At Kholmogory, where much of the convent is now held up by scaffolding and wrapped in corrugated iron, I met Elena, a parishioner who sings in the convent choir. She says people in the area sometimes find skulls when they dig pits to store potatoes over the winter.

Elena says the priest and volunteers collected some human remains in sacks and buried them under a marble cross on one side of the Cathedral of the Transfiguration. Each year they sing a requiem for those who died.

It's hard to pinpoint but there is an oppressive atmosphere which clings to this place, like the cold to the refectory walls when Elena invites us inside for a cup of tea.

Locals use the path through the garden as a shortcut across the town but Elena says few know - or care - about Kholmogory's terrible history.

Does she believe the Allied Intervention was the catalyst for Russia's devastating civil war, as Lenin and others have often claimed?

"I remember in my childhood hearing stories from my granny," she says. "I was a Young Pioneer and I told her the Reds were good and the Whites were bad and the Intervention troops were bad. And my granny said 'What are you talking about? The English came to our village, they brought us white flour, they gave the children sweets.' And I said: 'Granny - that is impossible they are our enemies!'"

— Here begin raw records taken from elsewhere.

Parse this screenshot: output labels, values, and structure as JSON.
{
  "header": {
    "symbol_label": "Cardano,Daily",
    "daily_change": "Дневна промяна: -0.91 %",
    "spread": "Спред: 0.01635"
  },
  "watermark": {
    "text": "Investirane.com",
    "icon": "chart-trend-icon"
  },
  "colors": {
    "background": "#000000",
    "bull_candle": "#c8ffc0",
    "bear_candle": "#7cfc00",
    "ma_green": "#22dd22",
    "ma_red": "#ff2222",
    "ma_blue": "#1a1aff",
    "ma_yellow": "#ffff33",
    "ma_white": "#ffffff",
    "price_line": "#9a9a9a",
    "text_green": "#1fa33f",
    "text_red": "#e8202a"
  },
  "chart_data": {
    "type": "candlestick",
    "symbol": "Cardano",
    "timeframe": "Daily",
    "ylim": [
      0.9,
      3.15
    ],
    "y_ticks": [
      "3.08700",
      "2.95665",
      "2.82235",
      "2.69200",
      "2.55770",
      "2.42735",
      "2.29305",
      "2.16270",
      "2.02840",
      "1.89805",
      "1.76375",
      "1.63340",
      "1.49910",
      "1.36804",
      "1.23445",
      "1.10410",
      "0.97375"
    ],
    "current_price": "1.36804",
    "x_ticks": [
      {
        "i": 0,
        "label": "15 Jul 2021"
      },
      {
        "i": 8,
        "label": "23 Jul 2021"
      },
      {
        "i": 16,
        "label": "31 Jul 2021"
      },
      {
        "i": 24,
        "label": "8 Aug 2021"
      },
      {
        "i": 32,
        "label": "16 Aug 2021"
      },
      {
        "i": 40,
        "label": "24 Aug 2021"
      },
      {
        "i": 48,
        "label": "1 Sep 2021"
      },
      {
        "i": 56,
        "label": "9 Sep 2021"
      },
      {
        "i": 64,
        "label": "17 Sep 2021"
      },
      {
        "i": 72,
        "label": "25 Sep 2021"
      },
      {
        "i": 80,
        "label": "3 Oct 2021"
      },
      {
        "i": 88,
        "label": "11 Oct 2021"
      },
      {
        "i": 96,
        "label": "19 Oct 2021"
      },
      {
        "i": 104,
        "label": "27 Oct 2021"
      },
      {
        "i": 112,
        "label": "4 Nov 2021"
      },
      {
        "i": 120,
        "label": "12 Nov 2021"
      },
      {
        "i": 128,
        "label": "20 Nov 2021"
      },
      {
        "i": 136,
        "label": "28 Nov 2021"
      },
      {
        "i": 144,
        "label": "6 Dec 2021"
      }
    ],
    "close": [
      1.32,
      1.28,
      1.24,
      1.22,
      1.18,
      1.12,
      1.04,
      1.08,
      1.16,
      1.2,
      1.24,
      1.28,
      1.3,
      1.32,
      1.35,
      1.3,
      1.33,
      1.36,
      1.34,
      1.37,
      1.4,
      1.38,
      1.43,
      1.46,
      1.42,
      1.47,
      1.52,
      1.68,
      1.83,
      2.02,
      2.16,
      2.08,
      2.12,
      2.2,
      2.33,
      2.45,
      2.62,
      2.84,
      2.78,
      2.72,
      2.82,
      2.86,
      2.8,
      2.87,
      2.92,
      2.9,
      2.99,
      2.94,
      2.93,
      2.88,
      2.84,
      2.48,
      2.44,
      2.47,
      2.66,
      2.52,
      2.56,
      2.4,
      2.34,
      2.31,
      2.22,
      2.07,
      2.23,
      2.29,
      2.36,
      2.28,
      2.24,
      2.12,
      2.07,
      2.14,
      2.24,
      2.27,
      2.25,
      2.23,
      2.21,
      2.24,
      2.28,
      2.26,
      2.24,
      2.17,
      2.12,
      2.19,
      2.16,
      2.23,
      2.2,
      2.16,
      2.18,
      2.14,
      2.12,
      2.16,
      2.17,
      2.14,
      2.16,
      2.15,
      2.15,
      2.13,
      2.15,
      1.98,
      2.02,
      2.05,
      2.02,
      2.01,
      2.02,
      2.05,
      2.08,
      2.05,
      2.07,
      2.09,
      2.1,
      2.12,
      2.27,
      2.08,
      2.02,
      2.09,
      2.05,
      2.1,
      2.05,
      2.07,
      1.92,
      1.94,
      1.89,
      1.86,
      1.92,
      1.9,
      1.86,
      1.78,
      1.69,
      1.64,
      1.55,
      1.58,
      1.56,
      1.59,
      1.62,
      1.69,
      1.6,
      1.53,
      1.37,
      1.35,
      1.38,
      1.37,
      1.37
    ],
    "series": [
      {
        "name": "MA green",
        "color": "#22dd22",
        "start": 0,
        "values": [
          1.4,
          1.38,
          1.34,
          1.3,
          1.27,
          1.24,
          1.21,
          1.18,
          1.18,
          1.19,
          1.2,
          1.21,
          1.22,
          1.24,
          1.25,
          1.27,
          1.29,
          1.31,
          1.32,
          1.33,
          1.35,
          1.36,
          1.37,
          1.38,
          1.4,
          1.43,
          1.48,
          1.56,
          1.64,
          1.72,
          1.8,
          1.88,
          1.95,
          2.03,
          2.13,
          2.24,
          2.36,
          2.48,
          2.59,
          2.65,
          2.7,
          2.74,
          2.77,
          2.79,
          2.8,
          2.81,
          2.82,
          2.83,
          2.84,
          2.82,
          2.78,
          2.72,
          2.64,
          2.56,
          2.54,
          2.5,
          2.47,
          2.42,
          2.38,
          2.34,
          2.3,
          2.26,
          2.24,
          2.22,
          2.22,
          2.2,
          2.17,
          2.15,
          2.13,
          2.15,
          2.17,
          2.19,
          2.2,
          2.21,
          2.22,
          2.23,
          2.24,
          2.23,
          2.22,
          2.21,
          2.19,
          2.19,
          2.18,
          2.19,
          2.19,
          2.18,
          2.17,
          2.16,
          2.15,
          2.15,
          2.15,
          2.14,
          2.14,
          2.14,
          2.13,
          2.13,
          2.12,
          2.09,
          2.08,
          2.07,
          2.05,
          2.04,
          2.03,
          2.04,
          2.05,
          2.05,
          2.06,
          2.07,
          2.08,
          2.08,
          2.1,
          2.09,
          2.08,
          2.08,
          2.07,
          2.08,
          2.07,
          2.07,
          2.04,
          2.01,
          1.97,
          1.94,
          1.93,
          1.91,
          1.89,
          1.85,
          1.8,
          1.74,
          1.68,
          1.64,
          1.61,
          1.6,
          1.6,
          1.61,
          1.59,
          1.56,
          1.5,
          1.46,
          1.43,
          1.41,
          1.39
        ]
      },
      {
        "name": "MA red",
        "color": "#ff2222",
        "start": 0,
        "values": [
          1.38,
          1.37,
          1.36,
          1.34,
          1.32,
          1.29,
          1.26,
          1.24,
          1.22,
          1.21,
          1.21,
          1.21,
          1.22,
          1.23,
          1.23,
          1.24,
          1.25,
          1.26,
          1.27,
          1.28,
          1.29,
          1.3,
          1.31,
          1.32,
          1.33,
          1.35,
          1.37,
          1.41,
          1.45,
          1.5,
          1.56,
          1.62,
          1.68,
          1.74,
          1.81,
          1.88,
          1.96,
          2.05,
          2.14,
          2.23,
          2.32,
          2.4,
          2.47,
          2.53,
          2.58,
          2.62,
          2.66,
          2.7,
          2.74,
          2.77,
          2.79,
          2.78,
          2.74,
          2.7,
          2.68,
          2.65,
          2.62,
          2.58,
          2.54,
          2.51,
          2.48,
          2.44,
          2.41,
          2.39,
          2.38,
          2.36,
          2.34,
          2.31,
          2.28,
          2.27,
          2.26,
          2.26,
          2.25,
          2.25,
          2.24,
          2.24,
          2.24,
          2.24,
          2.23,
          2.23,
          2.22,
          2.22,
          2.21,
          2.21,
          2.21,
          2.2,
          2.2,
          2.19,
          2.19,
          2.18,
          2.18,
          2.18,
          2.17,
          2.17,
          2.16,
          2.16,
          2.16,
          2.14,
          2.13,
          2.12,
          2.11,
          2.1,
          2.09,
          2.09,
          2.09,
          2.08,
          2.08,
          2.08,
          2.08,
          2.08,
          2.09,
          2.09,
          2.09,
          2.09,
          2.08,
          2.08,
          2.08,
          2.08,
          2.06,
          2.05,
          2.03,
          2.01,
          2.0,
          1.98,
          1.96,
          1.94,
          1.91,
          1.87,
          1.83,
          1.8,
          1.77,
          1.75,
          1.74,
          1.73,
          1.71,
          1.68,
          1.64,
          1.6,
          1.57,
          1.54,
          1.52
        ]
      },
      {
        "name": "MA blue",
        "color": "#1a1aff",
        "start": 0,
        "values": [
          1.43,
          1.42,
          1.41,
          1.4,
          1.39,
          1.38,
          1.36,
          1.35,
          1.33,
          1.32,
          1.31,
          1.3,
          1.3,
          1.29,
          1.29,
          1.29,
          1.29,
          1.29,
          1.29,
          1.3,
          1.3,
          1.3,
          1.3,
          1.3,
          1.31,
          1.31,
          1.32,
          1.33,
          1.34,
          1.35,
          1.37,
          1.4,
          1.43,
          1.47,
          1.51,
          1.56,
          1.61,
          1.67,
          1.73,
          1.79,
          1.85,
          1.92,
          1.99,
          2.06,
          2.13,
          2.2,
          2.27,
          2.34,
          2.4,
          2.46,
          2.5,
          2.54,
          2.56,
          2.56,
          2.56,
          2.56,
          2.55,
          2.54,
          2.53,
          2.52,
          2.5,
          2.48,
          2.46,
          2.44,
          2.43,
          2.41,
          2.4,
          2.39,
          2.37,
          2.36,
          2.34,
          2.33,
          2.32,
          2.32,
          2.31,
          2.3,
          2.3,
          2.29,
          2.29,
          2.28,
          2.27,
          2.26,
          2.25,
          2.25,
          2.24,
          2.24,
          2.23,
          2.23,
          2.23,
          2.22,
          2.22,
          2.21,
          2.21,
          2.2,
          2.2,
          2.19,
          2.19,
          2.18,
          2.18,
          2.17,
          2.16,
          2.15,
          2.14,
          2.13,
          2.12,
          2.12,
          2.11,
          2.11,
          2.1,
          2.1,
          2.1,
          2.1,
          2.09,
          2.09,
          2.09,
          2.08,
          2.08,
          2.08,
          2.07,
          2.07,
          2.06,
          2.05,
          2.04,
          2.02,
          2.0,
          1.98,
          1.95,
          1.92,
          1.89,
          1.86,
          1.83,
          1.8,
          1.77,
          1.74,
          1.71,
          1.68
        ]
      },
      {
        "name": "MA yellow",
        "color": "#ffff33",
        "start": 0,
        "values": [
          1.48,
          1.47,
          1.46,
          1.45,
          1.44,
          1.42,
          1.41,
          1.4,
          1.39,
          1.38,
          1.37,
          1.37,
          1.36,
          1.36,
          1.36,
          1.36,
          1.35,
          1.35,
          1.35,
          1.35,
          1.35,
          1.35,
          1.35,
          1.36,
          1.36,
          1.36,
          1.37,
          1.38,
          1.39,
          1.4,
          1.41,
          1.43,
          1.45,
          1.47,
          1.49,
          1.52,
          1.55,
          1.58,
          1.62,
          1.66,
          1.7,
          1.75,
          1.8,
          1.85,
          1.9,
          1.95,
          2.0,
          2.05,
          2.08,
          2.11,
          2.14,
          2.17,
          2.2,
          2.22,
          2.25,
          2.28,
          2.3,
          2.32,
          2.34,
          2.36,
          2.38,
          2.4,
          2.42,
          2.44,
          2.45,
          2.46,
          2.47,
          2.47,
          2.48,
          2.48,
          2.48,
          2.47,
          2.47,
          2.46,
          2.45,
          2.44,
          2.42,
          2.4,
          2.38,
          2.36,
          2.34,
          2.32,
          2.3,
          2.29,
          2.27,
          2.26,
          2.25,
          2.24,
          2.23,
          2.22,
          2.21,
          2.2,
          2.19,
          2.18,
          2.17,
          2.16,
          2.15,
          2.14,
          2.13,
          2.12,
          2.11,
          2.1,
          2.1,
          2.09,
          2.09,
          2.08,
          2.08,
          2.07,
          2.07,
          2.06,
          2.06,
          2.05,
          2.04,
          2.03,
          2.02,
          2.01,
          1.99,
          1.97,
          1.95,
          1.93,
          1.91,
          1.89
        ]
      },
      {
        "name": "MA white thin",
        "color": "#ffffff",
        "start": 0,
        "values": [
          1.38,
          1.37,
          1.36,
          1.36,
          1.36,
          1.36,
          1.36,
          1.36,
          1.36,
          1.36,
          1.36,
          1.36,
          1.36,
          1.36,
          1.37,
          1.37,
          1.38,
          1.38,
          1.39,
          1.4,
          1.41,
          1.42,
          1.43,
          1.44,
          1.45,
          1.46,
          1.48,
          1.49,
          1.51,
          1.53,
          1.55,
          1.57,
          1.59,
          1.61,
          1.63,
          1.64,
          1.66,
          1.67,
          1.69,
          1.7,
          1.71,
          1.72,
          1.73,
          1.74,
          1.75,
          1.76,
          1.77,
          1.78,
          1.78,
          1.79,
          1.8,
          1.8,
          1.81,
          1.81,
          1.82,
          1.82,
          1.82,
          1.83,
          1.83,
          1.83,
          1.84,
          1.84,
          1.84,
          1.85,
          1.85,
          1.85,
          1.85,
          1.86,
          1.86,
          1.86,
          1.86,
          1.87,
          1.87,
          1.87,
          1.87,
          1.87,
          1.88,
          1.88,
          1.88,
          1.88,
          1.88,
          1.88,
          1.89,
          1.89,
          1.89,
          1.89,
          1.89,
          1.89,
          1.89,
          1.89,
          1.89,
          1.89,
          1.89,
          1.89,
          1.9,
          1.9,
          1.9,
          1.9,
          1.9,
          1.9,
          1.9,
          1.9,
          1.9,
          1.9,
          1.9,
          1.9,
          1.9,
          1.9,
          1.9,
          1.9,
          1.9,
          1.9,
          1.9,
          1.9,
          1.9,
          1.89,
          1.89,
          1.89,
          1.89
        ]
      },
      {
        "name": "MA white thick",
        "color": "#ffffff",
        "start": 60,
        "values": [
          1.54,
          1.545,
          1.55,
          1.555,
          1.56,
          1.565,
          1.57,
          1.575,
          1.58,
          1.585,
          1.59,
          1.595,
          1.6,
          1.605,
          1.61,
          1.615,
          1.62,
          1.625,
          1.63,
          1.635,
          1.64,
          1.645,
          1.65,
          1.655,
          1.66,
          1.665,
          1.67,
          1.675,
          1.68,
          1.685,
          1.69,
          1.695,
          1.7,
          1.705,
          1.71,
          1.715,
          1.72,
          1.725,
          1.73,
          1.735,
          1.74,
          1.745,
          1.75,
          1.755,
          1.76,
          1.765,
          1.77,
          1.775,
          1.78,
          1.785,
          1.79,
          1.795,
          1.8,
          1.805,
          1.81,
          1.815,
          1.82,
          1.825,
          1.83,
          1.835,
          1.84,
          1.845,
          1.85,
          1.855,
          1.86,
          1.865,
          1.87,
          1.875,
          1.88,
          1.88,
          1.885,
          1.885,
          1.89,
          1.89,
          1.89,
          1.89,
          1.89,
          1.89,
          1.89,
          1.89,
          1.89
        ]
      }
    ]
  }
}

Elena shakes her head. "They were not our enemies and to say they were responsible for the civil war is wrong. Of course not! We had enough of our own scoundrels without the intervention troops."

Mudyug and Chanel

Image source, Alamy

The radical journalist, Pavel Rasskazov, who documented his ordeal on Mudyug island, describes a French-Russian officer and former businessman from Moscow, a man "of medium height, stout, with a round, flabby face, like a bulldog".

Ernest Beaux was actually a perfumer who concocted scents for the tsar's family - such as the "Bouquet de Napoleon". But in 1918 he was working as a counter-intelligence officer on Mudyug, interrogating Bolsheviks captured by the White Russian and Allied armies.

By the end of the year, Beaux had emigrated to France, where a cousin of Nicholas II introduced him to the couturier, Coco Chanel. He has gone down in history as the man who invented Chanel No5. According to some accounts he wanted to capture the essence of snow melting on black earth and as inspired by his time in the "land of the midnight sun" - the Russian Arctic.